Orders to Kill: the Truth Behind the Murder of Martin Luther King

👤 Robin Ramsay  
Book review

William F. Pepper
Carroll and Graf, New York, 1995, but distributed in the UK by WWM at £21.00

Tony Frewin mentioned this book in his survey of the JFK and related literature in Lobster 31. It deserves more than that. William Pepper is an American lawyer with an office in London as well as the United States. Recently I met a client of Pepper’s, and in the course of the conversation I said, ‘Of course, Pepper’s basically solved the King case.’ ‘That’s what Bill says,’ said his client. Well, Pepper’s right; and it must be absolutely galling – unimaginably galling – to have solved one of the major assassinations of the 20th century and have virtually no notice taken of the event.

Pepper was a friend of Martin Luther King’s in the 1960s and worked closely with him in some of his campaigns. After King’s murder he drifted away and took little interest in the case. A decade later he was asked to interview James Earl Ray and became fascinated by the story. Orders to Kill is an account of his involvement in the continuing investigation from 1978 to the present day.
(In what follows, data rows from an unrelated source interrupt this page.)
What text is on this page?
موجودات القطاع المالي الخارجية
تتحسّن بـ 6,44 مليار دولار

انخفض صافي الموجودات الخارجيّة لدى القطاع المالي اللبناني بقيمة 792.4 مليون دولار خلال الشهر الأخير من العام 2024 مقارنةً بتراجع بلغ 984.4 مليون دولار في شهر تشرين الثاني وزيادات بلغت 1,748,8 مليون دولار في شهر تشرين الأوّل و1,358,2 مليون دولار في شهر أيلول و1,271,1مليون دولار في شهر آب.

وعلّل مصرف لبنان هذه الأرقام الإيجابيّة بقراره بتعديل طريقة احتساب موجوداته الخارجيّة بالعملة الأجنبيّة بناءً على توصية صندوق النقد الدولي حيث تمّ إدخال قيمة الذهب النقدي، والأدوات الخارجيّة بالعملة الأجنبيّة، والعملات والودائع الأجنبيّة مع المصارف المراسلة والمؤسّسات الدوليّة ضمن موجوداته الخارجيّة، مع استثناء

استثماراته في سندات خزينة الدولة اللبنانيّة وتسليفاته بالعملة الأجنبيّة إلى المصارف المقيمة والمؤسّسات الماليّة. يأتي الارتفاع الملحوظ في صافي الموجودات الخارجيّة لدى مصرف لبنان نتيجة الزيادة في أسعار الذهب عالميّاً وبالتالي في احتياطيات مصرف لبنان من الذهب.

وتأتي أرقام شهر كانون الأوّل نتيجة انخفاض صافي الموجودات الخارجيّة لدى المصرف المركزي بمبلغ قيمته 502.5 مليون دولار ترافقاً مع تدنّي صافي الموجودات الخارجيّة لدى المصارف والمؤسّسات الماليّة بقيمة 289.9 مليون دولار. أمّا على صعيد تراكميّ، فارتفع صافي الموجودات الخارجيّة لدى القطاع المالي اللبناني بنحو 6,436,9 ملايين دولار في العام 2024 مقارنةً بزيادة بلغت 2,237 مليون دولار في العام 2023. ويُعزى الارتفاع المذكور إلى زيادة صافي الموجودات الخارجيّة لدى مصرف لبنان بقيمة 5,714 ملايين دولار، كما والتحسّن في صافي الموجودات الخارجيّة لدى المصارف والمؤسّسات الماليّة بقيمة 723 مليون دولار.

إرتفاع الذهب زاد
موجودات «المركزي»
Pepper provides a participant’s view of all the major events in the case, from the half-hearted 1978 House Select Committee investigation through to his obtaining in 1993 a confession of involvement in the shooting from Lloyd Jowers, the owner of Jim’s Grill, a cafe next to the rooming house from which James Earl Ray was supposed to have fired. (Jowers hid the assassination weapon after the shooting.) It is a remarkable story of tenacity and courage – and a riveting read.